Приглашение было сделано кстати, и после недолгих колебаний Лану решился отправиться в Париж. Ему был сделан самый блестящий прием. Король принял его в отеле Рец. Он уверил его в полной безопасности, возвратил ему все его должности и имения, даже конфискованные имения Телиньи. Он просил лишь уговорить жителей подчиниться его власти. На Лану все это оказывало мало влияния. Не его натуре, чуждой честолюбия и суетности, было свойственно поддаваться подобному приему. Правда, Лану согласился отправиться в Рошель и попытаться склонить ее к миру, но он согласился на это лишь при том условии, что его действия будут вполне свободны и что он будет действовать в пользу мира лишь дотоле, пока его действия не станут изменою общему делу[934]. Он как бы оставлял за собою право в случае нужды явиться не миротворцем, а защитником Рошели против правительства.
Король согласился на все. Его желание установить прочный мир в королевстве было так сильно, что, посылая Лану и принимая его условия, он не замечал, что увеличивал затруднения, что присутствие Лану в Рошели в качестве губернатора, избранного народом, увеличит шансы на торжество дела гугенотов, что военные способности Лану будут причиною слишком долговременной осады. Он забывал прежнюю деятельность Лану.
Сопровождаемый флорентинцем Гаданьи (Gadagne)[935], Лану отправился в Рошель. Но он понимал и знал все то влияние и значение, каким пользовались в Рошели пасторы. Он знал, что его прибытие в Рошель вызовет целую бурю против него со стороны консисториальной партии. Поэтому, на пути в королевский лагерь под Рошелью, встретившись с одним из пасторов, он упросил его отправиться в Рошель в качестве посла. Он употребил все то, что было в его власти, чтобы убедить пастора, что его намерения чисты, что его уважение и преданность церкви оставались в прежней силе, что обещание, данное им королю, не заставить его поступить во вред интересам религии[936]. Пастор согласился.
Мы видели, в каком состоянии была Рошель. Всеми делами заправляли теперь, хотя и не прямо, пасторы. Лишь их речи, их увещания имели силу. Под их влиянием были прерваны всякие сношения с властью, а вместе с тем и недоверие к знати возросло в значительной степени. Когда посол явился в Рошель и сообщил просьбу Лану принять его в город и выдать паспорт, в городе начались волнение. Пасторы поняли, что прибытие Лану в город равносильно полному их устранению от дел, что его слава и заслуги, воспоминание, еще не успевшее исчезнуть, о подвигах, его при защите Рошели, были очень сильною поддержкою просьбы. Пасторы употребили все усилия, чтобы отстранить его предложение. Они обвиняли его в страшных преступлениях. «Он был у мессы! Он изменник делу религии!»[937]

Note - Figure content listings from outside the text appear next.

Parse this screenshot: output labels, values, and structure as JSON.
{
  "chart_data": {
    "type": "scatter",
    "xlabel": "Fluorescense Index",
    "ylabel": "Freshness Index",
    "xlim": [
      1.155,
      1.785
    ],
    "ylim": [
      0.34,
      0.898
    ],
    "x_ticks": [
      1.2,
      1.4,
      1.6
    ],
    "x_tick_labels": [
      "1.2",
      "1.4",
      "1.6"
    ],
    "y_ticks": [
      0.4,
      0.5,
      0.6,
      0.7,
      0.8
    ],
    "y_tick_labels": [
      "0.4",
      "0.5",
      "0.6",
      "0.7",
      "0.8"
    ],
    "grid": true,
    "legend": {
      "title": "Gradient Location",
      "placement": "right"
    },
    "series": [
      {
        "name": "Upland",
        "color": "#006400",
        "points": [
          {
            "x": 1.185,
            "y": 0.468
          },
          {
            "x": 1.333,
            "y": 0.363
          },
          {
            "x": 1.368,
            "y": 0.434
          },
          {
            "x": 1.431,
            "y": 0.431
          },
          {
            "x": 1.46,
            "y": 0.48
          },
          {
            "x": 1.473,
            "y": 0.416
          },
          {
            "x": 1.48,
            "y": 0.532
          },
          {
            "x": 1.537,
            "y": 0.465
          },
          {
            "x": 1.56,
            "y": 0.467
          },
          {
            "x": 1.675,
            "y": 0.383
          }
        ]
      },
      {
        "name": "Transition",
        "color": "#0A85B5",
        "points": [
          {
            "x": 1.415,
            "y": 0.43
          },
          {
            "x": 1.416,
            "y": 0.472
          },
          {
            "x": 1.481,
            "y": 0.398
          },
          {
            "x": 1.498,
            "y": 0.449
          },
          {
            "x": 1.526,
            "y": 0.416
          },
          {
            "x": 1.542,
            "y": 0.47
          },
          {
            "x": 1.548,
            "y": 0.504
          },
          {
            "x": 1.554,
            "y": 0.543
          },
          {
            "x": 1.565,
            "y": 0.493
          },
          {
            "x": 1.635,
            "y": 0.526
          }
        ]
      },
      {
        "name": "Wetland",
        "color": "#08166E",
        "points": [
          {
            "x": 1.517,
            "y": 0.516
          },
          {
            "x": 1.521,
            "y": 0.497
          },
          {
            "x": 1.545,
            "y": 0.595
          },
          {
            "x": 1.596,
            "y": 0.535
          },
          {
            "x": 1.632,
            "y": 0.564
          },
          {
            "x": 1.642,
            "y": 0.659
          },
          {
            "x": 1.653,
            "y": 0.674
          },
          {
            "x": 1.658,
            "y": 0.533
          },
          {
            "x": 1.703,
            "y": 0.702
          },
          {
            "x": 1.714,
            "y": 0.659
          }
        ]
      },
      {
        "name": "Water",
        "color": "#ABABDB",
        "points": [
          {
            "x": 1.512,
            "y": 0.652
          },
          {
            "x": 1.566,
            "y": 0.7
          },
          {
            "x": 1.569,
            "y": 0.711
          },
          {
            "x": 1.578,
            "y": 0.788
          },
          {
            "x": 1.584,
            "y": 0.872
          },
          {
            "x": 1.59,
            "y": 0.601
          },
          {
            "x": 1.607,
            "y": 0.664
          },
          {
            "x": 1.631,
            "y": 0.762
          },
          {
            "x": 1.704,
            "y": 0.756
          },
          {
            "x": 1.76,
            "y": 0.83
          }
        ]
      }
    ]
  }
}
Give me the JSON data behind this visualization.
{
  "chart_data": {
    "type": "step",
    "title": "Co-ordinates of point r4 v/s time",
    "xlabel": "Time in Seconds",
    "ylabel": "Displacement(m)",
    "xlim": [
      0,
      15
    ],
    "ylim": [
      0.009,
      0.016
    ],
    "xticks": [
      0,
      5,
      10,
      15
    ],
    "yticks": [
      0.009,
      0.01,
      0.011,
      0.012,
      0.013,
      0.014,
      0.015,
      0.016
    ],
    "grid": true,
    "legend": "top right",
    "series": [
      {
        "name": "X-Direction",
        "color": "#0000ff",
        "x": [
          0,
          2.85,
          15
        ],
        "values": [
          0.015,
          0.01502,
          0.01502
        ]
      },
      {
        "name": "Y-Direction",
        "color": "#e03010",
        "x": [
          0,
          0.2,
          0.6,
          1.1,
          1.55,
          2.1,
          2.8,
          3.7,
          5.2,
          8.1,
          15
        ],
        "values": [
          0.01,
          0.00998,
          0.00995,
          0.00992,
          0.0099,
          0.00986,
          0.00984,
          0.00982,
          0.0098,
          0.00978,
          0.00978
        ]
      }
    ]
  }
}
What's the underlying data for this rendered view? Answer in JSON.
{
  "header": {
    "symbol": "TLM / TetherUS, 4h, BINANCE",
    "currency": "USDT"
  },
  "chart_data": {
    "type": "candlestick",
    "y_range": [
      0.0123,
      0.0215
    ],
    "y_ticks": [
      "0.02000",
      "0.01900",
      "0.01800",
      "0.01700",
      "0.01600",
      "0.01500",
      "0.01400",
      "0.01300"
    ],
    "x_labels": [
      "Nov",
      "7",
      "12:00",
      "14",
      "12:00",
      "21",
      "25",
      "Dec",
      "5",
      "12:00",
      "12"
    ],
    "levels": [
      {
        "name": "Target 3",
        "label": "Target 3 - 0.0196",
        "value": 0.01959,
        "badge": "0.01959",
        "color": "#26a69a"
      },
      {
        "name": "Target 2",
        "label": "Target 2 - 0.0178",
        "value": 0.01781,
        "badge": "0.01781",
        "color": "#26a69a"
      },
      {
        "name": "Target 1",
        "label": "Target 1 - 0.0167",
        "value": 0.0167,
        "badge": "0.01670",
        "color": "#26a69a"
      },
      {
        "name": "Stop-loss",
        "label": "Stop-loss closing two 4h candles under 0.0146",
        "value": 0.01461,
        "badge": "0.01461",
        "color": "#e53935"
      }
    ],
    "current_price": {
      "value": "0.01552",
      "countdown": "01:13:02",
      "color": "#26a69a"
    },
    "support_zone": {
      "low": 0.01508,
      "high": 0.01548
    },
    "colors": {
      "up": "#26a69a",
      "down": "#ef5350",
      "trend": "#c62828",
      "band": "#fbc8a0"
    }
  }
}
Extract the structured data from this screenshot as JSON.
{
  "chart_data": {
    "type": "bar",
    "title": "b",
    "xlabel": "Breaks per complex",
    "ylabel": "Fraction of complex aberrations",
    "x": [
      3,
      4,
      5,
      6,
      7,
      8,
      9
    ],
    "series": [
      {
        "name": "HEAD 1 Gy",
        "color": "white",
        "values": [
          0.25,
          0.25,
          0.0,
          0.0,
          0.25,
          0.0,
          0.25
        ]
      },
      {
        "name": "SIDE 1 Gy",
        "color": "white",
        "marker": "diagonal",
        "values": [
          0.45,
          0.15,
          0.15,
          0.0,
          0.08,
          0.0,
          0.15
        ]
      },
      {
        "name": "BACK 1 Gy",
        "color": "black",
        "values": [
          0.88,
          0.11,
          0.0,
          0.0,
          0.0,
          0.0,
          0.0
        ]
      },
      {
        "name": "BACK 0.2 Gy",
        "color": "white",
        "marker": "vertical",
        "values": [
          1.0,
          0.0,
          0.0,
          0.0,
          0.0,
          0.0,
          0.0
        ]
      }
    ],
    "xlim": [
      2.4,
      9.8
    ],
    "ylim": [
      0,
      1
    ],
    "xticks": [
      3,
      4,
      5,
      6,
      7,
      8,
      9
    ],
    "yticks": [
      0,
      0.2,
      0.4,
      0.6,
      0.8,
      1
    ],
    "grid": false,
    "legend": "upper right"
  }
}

Они доказывали, что его цель — хитростью войти в город и потом предать его в руки короля. Их речи оказали влияние. Значительная масса горожан громко заявляла требование не вступать с Лану ни в какие сношения[938].
Лишь городской совет, дворянство, да партия «умеренных», каждый по собственным мотивам, настаивали на принятии предложения Лану. Очень многие из среды горожан доказывали, что в нем спасение города, что он прислан в Рошель не королем, а самим Богом. Они верили в честность Лану, в его привязанность к делу партии. Совет же и дворяне, оставшиеся в Рошели, приобретали в нем сильную поддержку и защиту, и опытного руководителя при осаде[939]. Они готовы были бы принять его немедленно, но настояния «рьяных» и пасторов были слишком энергичны, чтобы можно было не обращать на них внимания. Они считали требования консисториалов «варварскими, недостойными ни христиан, ни французов», но признавали их силу и вынуждены были сделать уступку. Лану не допустили в город, а назначили ему свидание в небольшом городе Тадон (Tadon), неподалеку от Рошели[940]. От города были посланы: Лангвиллье, уже успевший обнаружить в деле Сент-Этьена свое нерасположение к дворянам, Рош-Эйнар, Моро и Вилье. 19 декабря[941] произошла встреча Лану с депутатами от Рошели, встреча, невиданная, по словам Де Ту, в истории, так велика была надменность послов.